The poor in the United States have fared even worse than the middle class. The NYT reports that a family at th 20th percentile of income distribution in the U.S. makes "significantly less" than "similar families in "Canada, Sweden, Norway, Finland, or the Netherlands," when 35 years ago "the reverse was true.
Perhaps, this last paragraph should have been the headline. It supports much of the impression we've canned in the discussions of the minimum wage, and those calling our attention to the growing disparities in income and asset inequality in the United States.
11:11 AM PT: Thanks to Laurence Lewis for this link to this Mother Jones article showing the American rich getting richer.
Report: The Rich Are Now Richer Than Ever, by Erika Eichelberger.
The report found that the top ten percent of earners took in more than half of the country's total income in 2012, the highest level since the government began keeping records a hundred years ago, the New York Times reported Tuesday. The study, by economists Emmanuel Saez and Thomas Piketty, also found that the top one percent alone took in more than one-fifth of all income earned by Americans, the most since 1913.
From the NYT:
Meanwhile, the share of people with a job or looking for a job is at its lowest level since 1978, middle class wages are flat, and working-poor wages have dipped. More depressing details from the Times:
Mr. Piketty and Mr. Saez show that the incomes of [the 99 percent] stagnated between 2009 and 2011. In 2012, they started growing again—if only by about 1 percent. But the total income of the top 1 percent surged nearly 20 percent that year. The incomes of the very richest, the 0.01 percent, shot up more than 32 percent.
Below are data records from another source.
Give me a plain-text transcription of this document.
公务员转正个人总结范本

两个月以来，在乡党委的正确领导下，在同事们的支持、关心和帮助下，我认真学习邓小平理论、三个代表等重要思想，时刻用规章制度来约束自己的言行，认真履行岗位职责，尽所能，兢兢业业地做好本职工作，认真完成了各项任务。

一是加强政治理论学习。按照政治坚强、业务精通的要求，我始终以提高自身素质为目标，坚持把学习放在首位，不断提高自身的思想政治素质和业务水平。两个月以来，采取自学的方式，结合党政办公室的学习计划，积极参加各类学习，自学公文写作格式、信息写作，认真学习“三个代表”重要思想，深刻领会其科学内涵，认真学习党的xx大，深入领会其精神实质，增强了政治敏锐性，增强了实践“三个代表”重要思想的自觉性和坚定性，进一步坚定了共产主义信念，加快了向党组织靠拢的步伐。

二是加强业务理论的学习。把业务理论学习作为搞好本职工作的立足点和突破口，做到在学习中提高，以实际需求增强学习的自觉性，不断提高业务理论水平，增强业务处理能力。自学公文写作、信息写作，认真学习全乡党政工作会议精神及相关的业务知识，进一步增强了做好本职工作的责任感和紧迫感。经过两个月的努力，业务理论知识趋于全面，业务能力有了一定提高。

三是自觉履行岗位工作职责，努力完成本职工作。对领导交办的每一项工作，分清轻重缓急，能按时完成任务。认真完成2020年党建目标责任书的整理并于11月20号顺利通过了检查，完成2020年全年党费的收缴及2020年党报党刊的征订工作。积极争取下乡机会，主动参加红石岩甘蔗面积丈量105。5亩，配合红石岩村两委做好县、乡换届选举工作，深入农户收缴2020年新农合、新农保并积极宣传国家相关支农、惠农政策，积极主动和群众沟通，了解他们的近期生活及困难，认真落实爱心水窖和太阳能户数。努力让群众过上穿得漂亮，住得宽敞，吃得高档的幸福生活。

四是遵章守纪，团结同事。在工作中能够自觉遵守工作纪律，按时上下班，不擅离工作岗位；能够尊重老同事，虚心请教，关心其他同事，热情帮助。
The new data shows that the top 1 percent of earners experienced a sharp drop in income during the recession, of about 36 percent, and a nearly equal rebound during the recovery of roughly 31 percent. The incomes of the other 99 percent plunged nearly 12 percent in the recession and have barely grown—a 0.4 percent uptick—since then. Thus, the 1 percent has captured about 95 percent of the income gains since the recession ended.